Re: [PATCH v2] x86/split_lock: Handle unexpected split lock as fatal

From: Xiaoyao Li

Date: Wed Jan 07 2026 - 21:11:52 EST


On 1/7/2026 11:19 PM, Dave Hansen wrote:
On 1/7/26 05:49, Xiaoyao Li wrote:
+ /*
+ * If #AC occurs on split lock without X86_FEATURE_SPLIT_LOCK_DETECT
+ * the kernel cannot handle it by disabling the detection. Treat it as
+ * fatal regardless of the sld_state.
+ */
+ if (!cpu_feature_enabled(X86_FEATURE_SPLIT_LOCK_DETECT))
+ return true;

If #AC occurs on split lock without X86_FEATURE_SPLIT_LOCK_DETECT, that
sounds more like a naughty hypervisor or buggy CPU that deserves a
BUG_ON() rather than a situation where the kernel wants to move merrily
along.

Yes. Such behavior is non-architectural.
1) If it happens on bare metal, the CPU is broken.
2) If it happens in guest, the hypervisor does something wrong.

This also needs an explanation in the changelog about _why_
X86_FEATURE_SPLIT_LOCK_DETECT isn't set and can't be set. It needs to
explain why enumeration is not present *AND* is impossible to add.

The only case I know, where such non-architectural behavior can happen is TDX guest. It's a virtualization case and X86_FEATURE_SPLIT_LOCK_DETECT cannot be virtualized normally in a sane manner because MSR_TEST_CTRL is a per-core scope MSR. Enumerating X86_FEATURE_SPLIT_LOCK_DETECT to a guest means the guest is able to enable/disable the feature freely by its own.

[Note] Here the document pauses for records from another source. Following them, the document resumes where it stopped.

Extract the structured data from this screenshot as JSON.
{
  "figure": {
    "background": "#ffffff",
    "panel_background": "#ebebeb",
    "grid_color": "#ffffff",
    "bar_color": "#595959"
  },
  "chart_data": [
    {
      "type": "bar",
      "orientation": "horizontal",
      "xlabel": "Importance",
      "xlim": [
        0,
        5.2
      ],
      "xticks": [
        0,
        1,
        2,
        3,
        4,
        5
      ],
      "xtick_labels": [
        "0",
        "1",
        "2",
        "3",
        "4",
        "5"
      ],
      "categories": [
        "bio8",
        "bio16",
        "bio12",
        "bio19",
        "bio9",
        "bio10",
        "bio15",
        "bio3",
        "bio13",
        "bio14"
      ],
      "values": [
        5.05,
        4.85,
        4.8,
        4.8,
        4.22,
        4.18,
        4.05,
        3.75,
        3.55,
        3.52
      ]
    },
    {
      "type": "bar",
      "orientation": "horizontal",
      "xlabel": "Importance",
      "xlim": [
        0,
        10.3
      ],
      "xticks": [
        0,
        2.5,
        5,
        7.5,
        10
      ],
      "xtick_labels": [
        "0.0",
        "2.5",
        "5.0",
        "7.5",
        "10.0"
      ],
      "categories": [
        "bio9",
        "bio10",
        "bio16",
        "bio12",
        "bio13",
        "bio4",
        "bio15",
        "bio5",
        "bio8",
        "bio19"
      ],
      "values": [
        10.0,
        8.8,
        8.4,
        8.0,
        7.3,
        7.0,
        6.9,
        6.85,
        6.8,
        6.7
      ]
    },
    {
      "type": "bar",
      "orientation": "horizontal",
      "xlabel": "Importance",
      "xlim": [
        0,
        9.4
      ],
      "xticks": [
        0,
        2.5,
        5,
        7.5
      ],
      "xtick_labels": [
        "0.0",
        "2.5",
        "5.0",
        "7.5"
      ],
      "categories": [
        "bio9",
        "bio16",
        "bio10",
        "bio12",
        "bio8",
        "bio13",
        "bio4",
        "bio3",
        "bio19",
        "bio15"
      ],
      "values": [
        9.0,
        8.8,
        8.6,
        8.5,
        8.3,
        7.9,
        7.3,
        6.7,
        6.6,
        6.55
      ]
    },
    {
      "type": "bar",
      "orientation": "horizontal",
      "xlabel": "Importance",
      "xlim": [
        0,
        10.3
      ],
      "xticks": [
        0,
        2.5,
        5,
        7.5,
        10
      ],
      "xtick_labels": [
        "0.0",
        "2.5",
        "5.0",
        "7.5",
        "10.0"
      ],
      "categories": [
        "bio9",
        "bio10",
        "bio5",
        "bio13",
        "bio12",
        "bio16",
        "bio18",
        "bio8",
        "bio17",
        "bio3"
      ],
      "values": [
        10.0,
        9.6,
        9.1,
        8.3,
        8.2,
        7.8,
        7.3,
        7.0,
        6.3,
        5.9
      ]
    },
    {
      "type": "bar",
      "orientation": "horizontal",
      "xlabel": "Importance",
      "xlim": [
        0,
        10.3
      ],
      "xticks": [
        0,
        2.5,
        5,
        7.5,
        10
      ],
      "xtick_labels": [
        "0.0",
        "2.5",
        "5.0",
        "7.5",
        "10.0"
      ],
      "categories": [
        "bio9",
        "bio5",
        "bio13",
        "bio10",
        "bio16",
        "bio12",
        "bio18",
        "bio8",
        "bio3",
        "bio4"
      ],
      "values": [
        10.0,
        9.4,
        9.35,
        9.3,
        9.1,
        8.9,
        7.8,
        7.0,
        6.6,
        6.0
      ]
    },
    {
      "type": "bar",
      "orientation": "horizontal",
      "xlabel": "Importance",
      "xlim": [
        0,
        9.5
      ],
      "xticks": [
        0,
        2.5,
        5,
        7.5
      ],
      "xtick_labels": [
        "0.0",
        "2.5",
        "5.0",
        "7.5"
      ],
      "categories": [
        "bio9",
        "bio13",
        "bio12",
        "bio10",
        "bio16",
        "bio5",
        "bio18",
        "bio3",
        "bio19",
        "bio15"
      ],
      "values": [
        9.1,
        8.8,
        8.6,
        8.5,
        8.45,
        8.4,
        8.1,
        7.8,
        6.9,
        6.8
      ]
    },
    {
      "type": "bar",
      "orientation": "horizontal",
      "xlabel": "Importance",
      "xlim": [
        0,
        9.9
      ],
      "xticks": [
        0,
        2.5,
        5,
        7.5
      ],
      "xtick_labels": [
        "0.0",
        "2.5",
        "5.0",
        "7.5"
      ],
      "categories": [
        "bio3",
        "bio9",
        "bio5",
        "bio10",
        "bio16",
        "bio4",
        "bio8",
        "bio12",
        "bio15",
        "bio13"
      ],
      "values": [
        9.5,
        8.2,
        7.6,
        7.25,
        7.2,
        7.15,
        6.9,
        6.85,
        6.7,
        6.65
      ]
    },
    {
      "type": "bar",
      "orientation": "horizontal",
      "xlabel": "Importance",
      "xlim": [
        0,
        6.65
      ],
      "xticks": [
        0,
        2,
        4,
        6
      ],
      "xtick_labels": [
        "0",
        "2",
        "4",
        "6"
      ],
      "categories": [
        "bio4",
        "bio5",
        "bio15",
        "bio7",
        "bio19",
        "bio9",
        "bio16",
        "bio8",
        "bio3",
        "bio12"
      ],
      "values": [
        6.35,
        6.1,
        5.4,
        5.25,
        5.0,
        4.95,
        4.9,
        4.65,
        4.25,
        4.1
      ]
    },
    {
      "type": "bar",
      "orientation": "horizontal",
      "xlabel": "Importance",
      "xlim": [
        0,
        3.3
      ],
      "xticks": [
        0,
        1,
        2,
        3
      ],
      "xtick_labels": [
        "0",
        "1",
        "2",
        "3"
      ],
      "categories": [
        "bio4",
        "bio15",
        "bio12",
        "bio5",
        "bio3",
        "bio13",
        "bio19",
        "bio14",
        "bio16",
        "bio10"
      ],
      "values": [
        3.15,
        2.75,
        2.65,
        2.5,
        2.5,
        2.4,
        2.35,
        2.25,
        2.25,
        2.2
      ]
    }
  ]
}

However, on the HT system, if the guest disables the feature for its vcpu, it will also disable the feature for the sibling CPU on the same core, where the host processes or other VMs might run. Even on non-HT system, allowing the guest to disable the feature will violate the host purpose of not getting any split lock when host sets to fatal mode.

On the other hand, the question can be "why getting #AC on the split lock if the feature is not available? and if it can be fixed to not get #AC?" For this question,

1) if it happens on bare metal, the CPU is broken. The kernel cannot fix it.

2) if it happens in guest, it should be the hypervisor enables the feature in hardward MSR when the guest is running. To fix it, the hypervisor can intercept the #AC and handle it itself instead of letting the #AC be delivered to the guest. This is what KVM already does for normal guests. However, for TDX guest, KVM cannot intercept #AC. It needs changes in TDX module to provide such ability.